Dr Bellamy was speaking before addressing a conference on tourism and the environment organised jointly by Bundoran UDC and Erne Enterprise in the Co Donegal town on Saturday.
He said the problem with tourism was that it generally involved people "who are already rich who can see another way of making money out of other people's resources. The resources of the countryside are the resources of the farmers. The farmers have kept the countryside."
He said he believed tourism, if planned and managed properly, could be a force for good in protecting the environment. Sustainable tourism benefiting local communities, rather than international operators, was the key. "It is tourism of the right size that gives local jobs and puts money into the local environment."
Ireland had "the great chance of creating the perfect sustainable tourism" as it still had "a wonderful diverse landscape".
"The problem is that there are an enormous number of greedy people outside Ireland who want to run tourism here: hotel chains, tour operators etc."
Dr Bellamy said that with the form of sustainable tourism he was speaking of practically every farm family could benefit by running B&Bs or other services. Tourist numbers could increase without harming the environment.
"I'm sure you could put 10 million tourists through Ireland every year and not notice they were here if you do it the right way." The tourism season could be spread over seven months, with "discerning tourists" arriving at different times.
Dr Bellamy said foreign holiday-makers came to Ireland to see "round and green hills, not blocks of Sitka Spruce and package holiday hotels". Ireland was still "not nearly as far down the road" as Britain and "could still save itself brilliantly".
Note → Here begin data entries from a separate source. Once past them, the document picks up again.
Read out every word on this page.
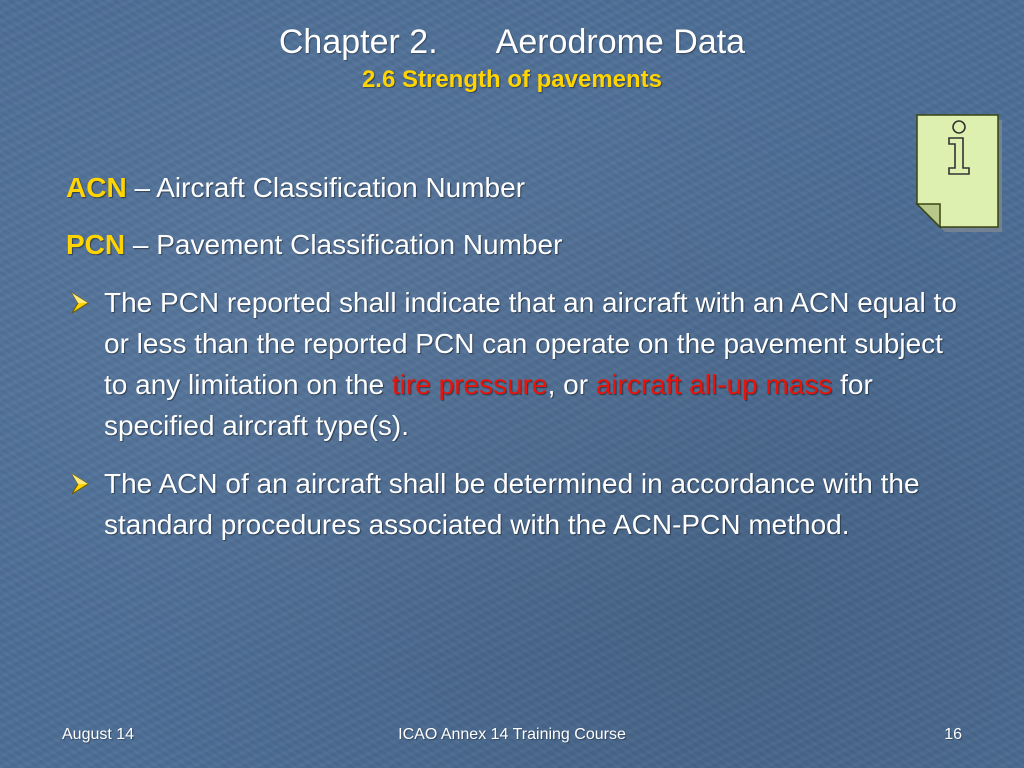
Chapter 2. Aerodrome Data
2.6 Strength of pavements
ACN – Aircraft Classification Number
PCN – Pavement Classification Number
The PCN reported shall indicate that an aircraft with an ACN equal to or less than the reported PCN can operate on the pavement subject to any limitation on the tire pressure, or aircraft all-up mass for specified aircraft type(s).
The ACN of an aircraft shall be determined in accordance with the standard procedures associated with the ACN-PCN method.
August 14	ICAO Annex 14 Training Course	16
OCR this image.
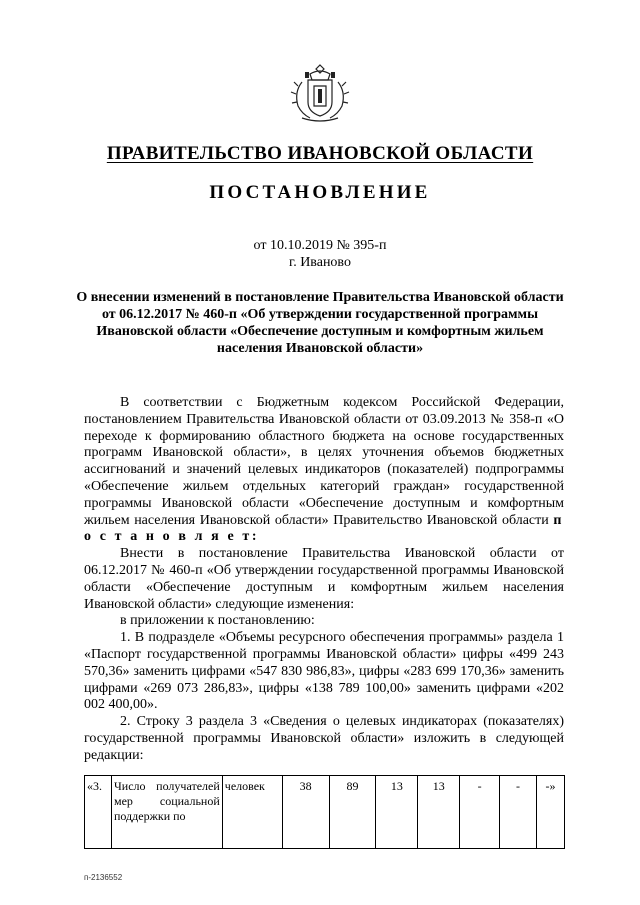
ПРАВИТЕЛЬСТВО ИВАНОВСКОЙ ОБЛАСТИ
ПОСТАНОВЛЕНИЕ
от 10.10.2019 № 395-п
г. Иваново
О внесении изменений в постановление Правительства Ивановской области от 06.12.2017 № 460-п «Об утверждении государственной программы Ивановской области «Обеспечение доступным и комфортным жильем населения Ивановской области»

В соответствии с Бюджетным кодексом Российской Федерации, постановлением Правительства Ивановской области от 03.09.2013 № 358-п «О переходе к формированию областного бюджета на основе государственных программ Ивановской области», в целях уточнения объемов бюджетных ассигнований и значений целевых индикаторов (показателей) подпрограммы «Обеспечение жильем отдельных категорий граждан» государственной программы Ивановской области «Обеспечение доступным и комфортным жильем населения Ивановской области» Правительство Ивановской области п о с т а н о в л я е т:

Внести в постановление Правительства Ивановской области от 06.12.2017 № 460-п «Об утверждении государственной программы Ивановской области «Обеспечение доступным и комфортным жильем населения Ивановской области» следующие изменения:

в приложении к постановлению:

1. В подразделе «Объемы ресурсного обеспечения программы» раздела 1 «Паспорт государственной программы Ивановской области» цифры «499 243 570,36» заменить цифрами «547 830 986,83», цифры «283 699 170,36» заменить цифрами «269 073 286,83», цифры «138 789 100,00» заменить цифрами «202 002 400,00».

2. Строку 3 раздела 3 «Сведения о целевых индикаторах (показателях) государственной программы Ивановской области» изложить в следующей редакции:

«3.	Число получателей мер социальной поддержки по	человек	38	89	13	13	-	-	-»
п-2136552
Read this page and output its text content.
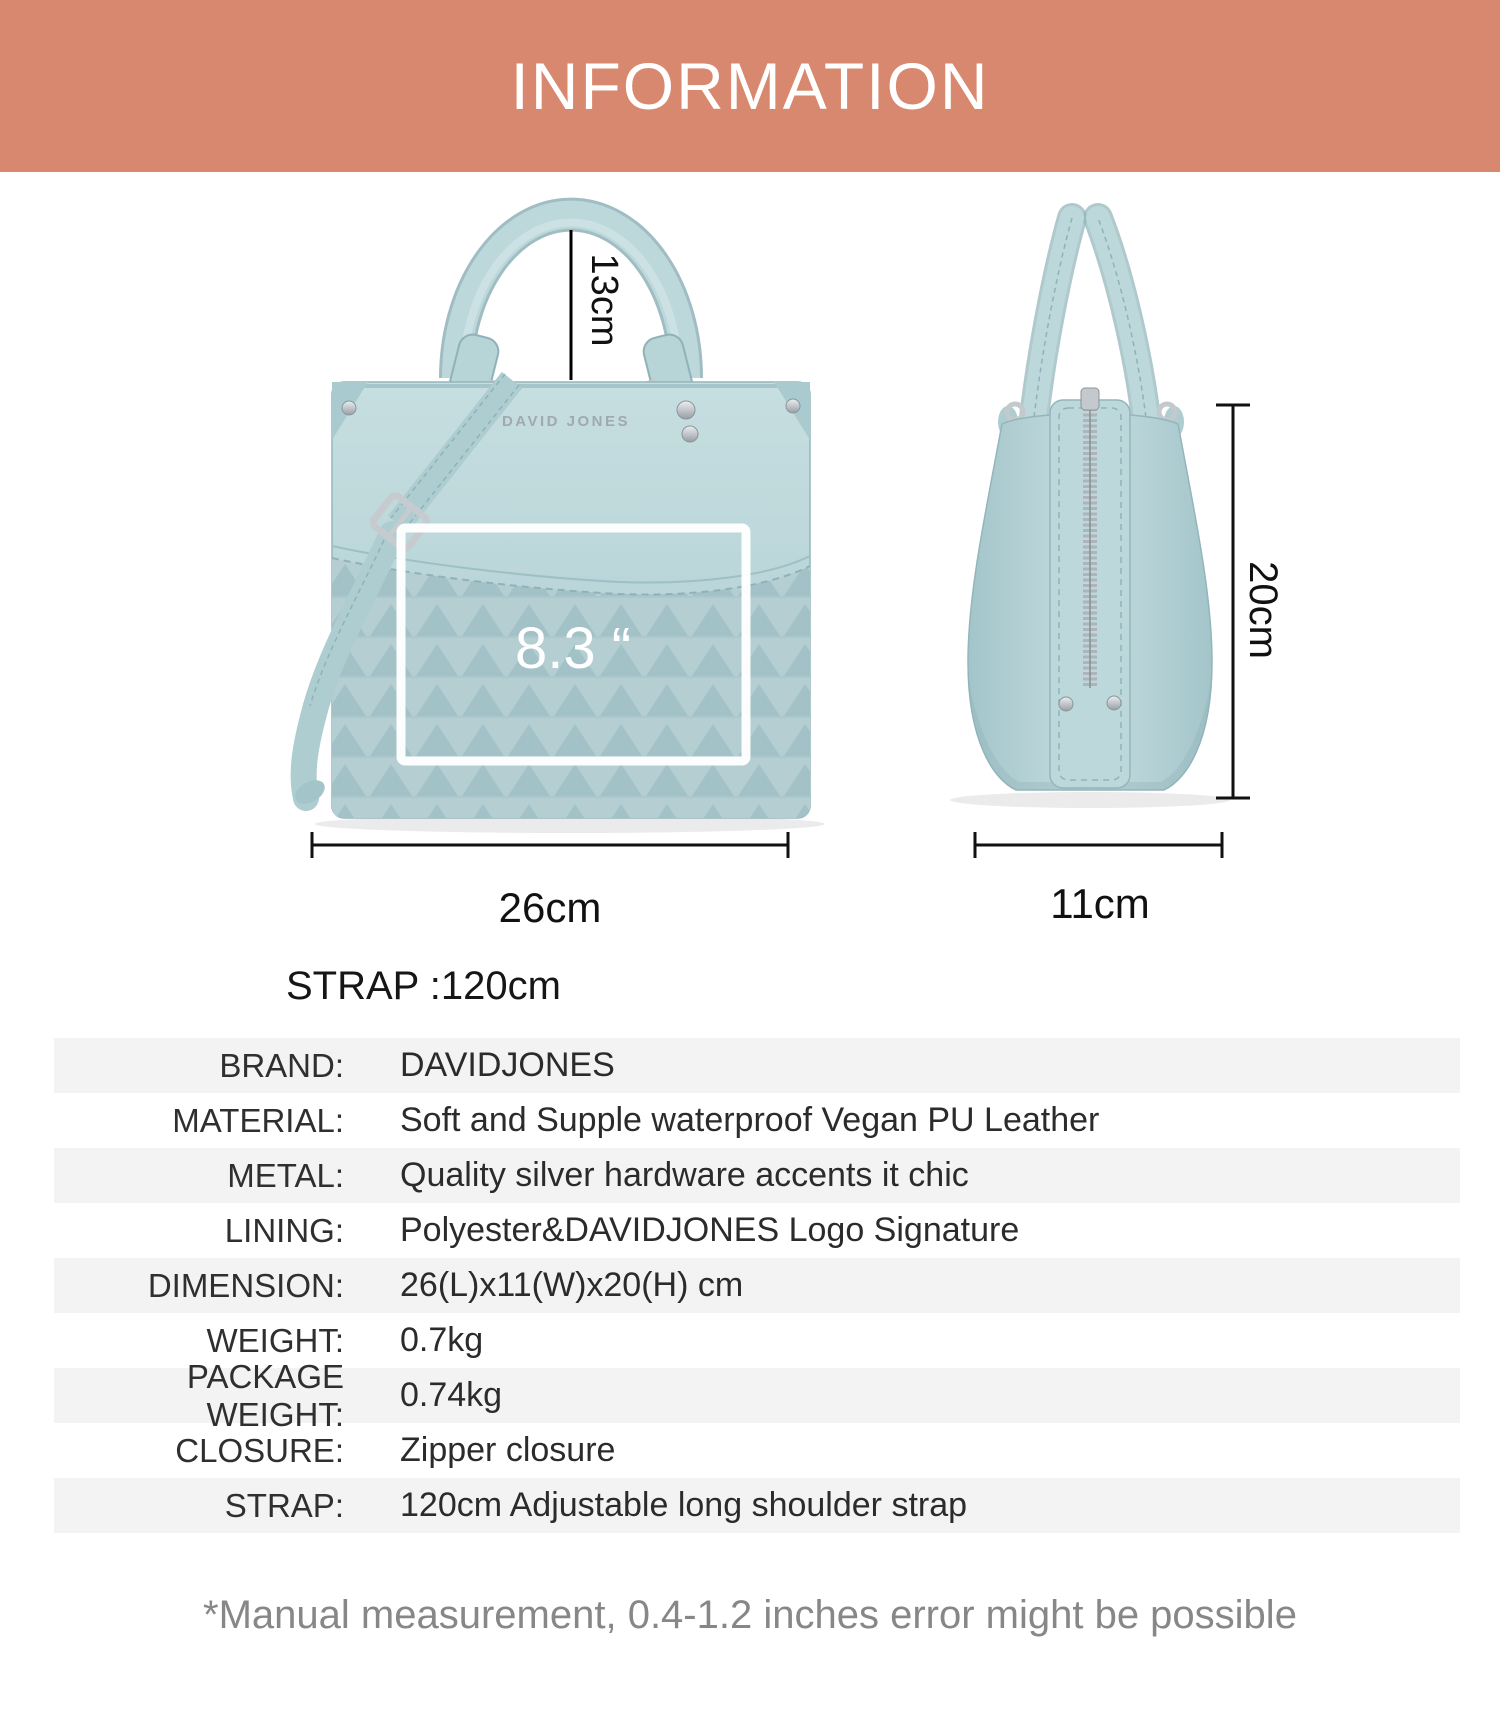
INFORMATION
DAVID JONES
8.3 “
13cm
26cm
20cm
11cm
STRAP :120cm
BRAND: DAVIDJONES
MATERIAL: Soft and Supple waterproof Vegan PU Leather
METAL: Quality silver hardware accents it chic
LINING: Polyester&DAVIDJONES Logo Signature
DIMENSION: 26(L)x11(W)x20(H) cm
WEIGHT: 0.7kg
PACKAGE WEIGHT: 0.74kg
CLOSURE: Zipper closure
STRAP: 120cm Adjustable long shoulder strap
*Manual measurement, 0.4-1.2 inches error might be possible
He was concerned that the large-scale development of holiday homes and apartments in Irish seaside towns - many from a Government tax incentive scheme - would damage family-run guesthouses and B&Bs. The wet climate had saved Ireland from the kinds of developments seen in other coastal areas of Europe. "If this was a Mediterranean climate, what would this coast be like? It would have been totally screwed up."
Dr Bellamy said that since he first came to Ireland more than 30 years ago to conduct research for his doctorate, many wildfowl had disappeared as bogs were drained. "Thank God you haven't destroyed all the hedgerows but in between there is green concrete. I mean, the farmer uses soil as a sort of chemical growing ground, which is bad news for wildlife and bad news for the rivers."
He said large-scale planting of Sitka Spruce trees were destroying the natural hydrology system and that many ecologically-important areas, including parts of the Burren, were under threat from the use of fertilisers.
He believed the worst tourism development in Ireland was the visitors' centre in Dingle, Co Kerry. "It should never have been built. Thank God they didn't build the one on Mullaghmore. Why spoil the very thing that people come to see?"